In Humankind: A Hopeful History (11.5 hours), Dutch historian Rutger Bregman posits that people are basically good and that our assumptions about humankind’s tendencies toward violence and selfishness are wrong. Bregman supports his theory of humanity’s innate kindness with tangible proof. He tracks down the real-life kids from Lord of the Flies, teenagers who were marooned in the 1960s and worked together to form a just society. Bregman also shares studies that disprove Philip Zimbardo’s famed Stanford Prison Experiment and the “broken windows” theory of policing, which asserts that visible signs of petty crime encourage more serious criminal activity.
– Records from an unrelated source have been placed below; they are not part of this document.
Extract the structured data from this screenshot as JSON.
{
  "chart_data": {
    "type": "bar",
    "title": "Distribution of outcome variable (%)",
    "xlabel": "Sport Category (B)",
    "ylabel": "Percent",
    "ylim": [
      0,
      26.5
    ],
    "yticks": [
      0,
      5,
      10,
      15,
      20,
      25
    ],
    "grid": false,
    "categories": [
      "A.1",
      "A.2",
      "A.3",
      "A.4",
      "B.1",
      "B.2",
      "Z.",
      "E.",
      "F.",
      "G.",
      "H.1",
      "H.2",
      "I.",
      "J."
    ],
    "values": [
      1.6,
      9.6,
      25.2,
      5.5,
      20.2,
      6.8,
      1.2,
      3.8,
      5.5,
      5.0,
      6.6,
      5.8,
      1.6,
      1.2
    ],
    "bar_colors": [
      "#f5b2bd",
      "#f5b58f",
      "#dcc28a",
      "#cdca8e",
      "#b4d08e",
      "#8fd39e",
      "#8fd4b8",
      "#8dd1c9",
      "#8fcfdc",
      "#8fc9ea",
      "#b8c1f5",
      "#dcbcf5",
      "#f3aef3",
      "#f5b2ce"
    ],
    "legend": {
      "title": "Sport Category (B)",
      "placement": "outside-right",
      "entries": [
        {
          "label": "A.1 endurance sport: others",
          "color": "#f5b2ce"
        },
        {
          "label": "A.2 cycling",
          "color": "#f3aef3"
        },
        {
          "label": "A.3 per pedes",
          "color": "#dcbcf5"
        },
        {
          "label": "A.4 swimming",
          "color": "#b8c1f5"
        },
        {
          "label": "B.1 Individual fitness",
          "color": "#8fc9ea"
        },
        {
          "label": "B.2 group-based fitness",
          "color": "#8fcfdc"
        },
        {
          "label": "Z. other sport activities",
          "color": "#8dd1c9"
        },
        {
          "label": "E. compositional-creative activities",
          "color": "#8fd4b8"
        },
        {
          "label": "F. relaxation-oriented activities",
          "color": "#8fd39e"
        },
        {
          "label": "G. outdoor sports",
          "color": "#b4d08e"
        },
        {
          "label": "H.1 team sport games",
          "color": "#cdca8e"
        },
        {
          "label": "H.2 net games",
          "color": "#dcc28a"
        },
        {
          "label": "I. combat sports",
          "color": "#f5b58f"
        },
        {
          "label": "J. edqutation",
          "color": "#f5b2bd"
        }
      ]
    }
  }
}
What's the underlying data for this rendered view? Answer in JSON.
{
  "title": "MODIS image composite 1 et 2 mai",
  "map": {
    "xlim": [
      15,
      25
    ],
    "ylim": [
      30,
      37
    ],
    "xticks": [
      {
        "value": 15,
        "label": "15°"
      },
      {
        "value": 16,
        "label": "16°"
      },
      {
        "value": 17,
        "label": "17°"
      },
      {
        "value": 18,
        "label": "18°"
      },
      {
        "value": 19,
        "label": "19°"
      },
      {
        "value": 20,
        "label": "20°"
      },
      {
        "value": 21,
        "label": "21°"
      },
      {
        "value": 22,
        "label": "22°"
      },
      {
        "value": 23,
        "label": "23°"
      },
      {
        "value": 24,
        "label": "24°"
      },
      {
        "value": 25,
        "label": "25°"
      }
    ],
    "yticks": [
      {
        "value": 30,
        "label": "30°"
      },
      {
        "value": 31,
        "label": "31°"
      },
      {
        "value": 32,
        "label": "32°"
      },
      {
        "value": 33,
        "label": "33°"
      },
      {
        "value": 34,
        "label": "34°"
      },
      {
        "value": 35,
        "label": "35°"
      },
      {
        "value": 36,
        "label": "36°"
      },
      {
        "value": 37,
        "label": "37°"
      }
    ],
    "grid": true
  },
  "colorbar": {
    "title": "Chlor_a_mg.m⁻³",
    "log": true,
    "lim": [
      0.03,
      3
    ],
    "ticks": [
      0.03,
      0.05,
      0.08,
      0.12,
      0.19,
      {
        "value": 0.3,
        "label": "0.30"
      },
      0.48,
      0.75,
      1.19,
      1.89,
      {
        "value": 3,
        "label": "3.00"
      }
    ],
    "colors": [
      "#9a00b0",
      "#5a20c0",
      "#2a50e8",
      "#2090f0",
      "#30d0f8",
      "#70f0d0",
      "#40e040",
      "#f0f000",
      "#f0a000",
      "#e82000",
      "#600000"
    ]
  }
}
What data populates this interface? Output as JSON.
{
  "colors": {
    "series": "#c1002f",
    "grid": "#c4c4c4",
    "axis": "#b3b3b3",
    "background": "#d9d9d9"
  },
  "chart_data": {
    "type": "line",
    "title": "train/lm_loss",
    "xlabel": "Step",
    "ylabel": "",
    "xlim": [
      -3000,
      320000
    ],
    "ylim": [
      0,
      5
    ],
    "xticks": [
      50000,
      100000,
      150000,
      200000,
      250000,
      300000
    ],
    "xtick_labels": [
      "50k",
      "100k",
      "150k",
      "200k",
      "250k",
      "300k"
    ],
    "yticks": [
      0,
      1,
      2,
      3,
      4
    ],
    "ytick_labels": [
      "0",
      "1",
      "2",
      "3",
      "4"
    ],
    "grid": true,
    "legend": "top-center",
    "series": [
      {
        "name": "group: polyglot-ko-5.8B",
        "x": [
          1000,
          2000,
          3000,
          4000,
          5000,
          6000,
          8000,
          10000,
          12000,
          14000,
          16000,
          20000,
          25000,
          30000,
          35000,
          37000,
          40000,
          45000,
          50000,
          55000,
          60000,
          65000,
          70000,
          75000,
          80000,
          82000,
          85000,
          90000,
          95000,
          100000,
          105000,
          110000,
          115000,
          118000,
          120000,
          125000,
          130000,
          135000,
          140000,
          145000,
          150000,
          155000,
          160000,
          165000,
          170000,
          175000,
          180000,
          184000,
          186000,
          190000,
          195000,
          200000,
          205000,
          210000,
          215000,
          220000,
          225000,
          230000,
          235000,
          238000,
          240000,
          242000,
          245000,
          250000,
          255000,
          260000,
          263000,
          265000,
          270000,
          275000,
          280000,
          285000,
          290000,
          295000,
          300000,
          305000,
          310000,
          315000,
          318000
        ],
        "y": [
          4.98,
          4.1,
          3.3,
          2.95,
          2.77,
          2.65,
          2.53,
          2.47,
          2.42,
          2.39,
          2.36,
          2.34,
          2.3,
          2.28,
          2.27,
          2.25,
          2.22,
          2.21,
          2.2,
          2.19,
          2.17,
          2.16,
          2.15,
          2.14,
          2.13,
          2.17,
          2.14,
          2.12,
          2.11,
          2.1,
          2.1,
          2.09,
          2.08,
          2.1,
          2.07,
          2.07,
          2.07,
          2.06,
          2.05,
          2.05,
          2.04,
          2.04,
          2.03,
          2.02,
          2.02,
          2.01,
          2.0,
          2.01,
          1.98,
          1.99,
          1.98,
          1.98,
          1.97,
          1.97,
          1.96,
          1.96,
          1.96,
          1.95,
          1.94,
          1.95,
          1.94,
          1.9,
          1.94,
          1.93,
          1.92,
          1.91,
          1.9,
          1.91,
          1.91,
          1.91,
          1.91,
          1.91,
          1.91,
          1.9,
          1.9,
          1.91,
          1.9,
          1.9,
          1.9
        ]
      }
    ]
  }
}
He makes some bold claims, but if we listen, his theories just might make the world a better place. Bregman narrates the book’s introduction, but as a non-native English speaker, he hands the bulk of the book over to Thomas Judd, who clearly finds joy in Bregman’s revelations, making the audiobook a pleasure to listen to.

Devolution

Come for the horror and survival story, stay for the incredible voice cast. Max Brooks’ latest speculative thriller, Devolution (10 hours), is narrated by the author as well as by Judy Greer, Jeff Daniels, Nathan Fillion, Mira Furlan, Terry Gross, Kimberly Guerrero, Kate Mulgrew, Kai Ryssdal and Steven Weber. When the idyllic community of Greenloop is cut off from society after the eruption of Mount Rainier, the residents are on their own as they struggle to defend themselves against a clan of sasquatch. In the aftermath, Kate Holland’s journal, voiced by Greer, aids investigators as they put the pieces together. As Kate goes from worrying about her marriage to struggling to survive, Greer’s performance becomes more urgent, capturing Kate’s devolution from perky California girl to bloodthirsty warrior.

Take a Hint, Dani Brown 

In Take a Hint, Dani Brown (10 hours), written by Talia Hibbert and narrated by Ione Butler, Dani Brown is a witchy Ph.D. student who dreams of the perfect friend with benefits. Her incantation points her toward Zaf, the flirty Pakistani British security guard at her university. After Zaf carries Dani out of the building during a fire drill, a picture of the rescue goes viral, and Zaf asks Dani to help him use their fame to raise awareness for his nonprofit. As one of the few Black women in her field, Dani is very work-focused, but her no-strings-attached policy may not be able to withstand her smoking-hot chemistry with Zaf. Butler does a wonderful job narrating Dani’s brash quirkiness and Zaf’s lovestruck sweetness.

This autumn, find romance, intrigue and insight into human nature in three new audiobooks.